Savvis inspects cloud's potential economic impact
A bumper crop of IT professionals say cloud computing has the potential to help their organizations out of the doldrums, according to a new survey commissioned by enterprise hosting and cloud provider Savvis. 68% of 600 "IT decision-makers" said the flexibility and agility of cloud computing could help them react to stressful economic times.
More than half said security remained the primary stumbling block to putting business-critical data outside the company's data centers, but a whopping 96% said they were "confident" cloud could fit into the enterprise. 70% had plans to adopt some form of cloud computing within the next two years.
Counting Software as a Service (SaaS) in with platform and infrastructure services makes that easy to believe, and Savvis is a hoster, so its audience can be expected to be open to working in the cloud. Nevertheless, that's still a very impressive vote of confidence for something nobody had ever heard of two years ago.
More research says corporate IT has cloud concerns
In yet another bit of research, this batch from TPI, a data sourcing and advisory firm, 78% of the corporate IT honchos interviewed said they've had internal discussions about cloud computing. Of course, the rest of the research outlines the many, many fears surrounding the cloud, but hey, at least they're talking, too.
More than 140 corporate IT folk were surveyed, and as expected, many had the same old cloud questions. The five major cloud fears were described as inadequate data security, non-compliance issues, disaster recovery concerns, problems with cloud integration and questions about guarding access to company data.

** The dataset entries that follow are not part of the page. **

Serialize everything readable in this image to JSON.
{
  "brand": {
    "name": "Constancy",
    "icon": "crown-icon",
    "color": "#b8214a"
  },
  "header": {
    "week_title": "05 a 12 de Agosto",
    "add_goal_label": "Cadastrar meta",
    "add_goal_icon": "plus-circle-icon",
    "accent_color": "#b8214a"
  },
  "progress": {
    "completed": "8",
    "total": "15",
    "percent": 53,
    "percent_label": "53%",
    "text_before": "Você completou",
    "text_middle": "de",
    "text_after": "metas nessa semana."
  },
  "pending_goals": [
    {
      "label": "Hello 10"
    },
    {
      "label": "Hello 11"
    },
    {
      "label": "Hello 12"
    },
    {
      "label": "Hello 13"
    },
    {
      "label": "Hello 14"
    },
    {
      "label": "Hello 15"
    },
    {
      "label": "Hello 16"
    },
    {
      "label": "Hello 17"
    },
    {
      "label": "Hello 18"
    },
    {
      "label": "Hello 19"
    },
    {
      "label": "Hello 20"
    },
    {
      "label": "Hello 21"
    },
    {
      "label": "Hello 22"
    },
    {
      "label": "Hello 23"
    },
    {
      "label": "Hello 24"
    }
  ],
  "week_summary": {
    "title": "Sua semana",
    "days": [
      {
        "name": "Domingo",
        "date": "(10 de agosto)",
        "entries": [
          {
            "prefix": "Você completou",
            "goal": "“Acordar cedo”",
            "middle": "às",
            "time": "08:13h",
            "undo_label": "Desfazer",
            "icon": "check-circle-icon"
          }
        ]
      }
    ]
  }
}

Seagate aims cloud backup program at resellers
Hard drive manufacturer and storage provider Seagate Technology is getting ready to release a channel partner program that would give value-added resellers (VARs) and service providers cloud backup capabilities through its EVault backup appliance. Code-named "Project Cloudburst," Seagate GM Terry Cunningham describes the program as "disk-to-cloud-to-cloud."
Unlike the typical software vendor model of selling backup software that partners can build a service around, Seagate's i365 services branch will offer backup appliances with software to VARs and then let them replicate back to i365's data center. Launch is set for October, though pilot programs are in place now. Down the line, Cunningham said i365 will only sell software to VARs, though its Cloud Storage services will continue because they are targeted toward larger companies than Project Cloudburst.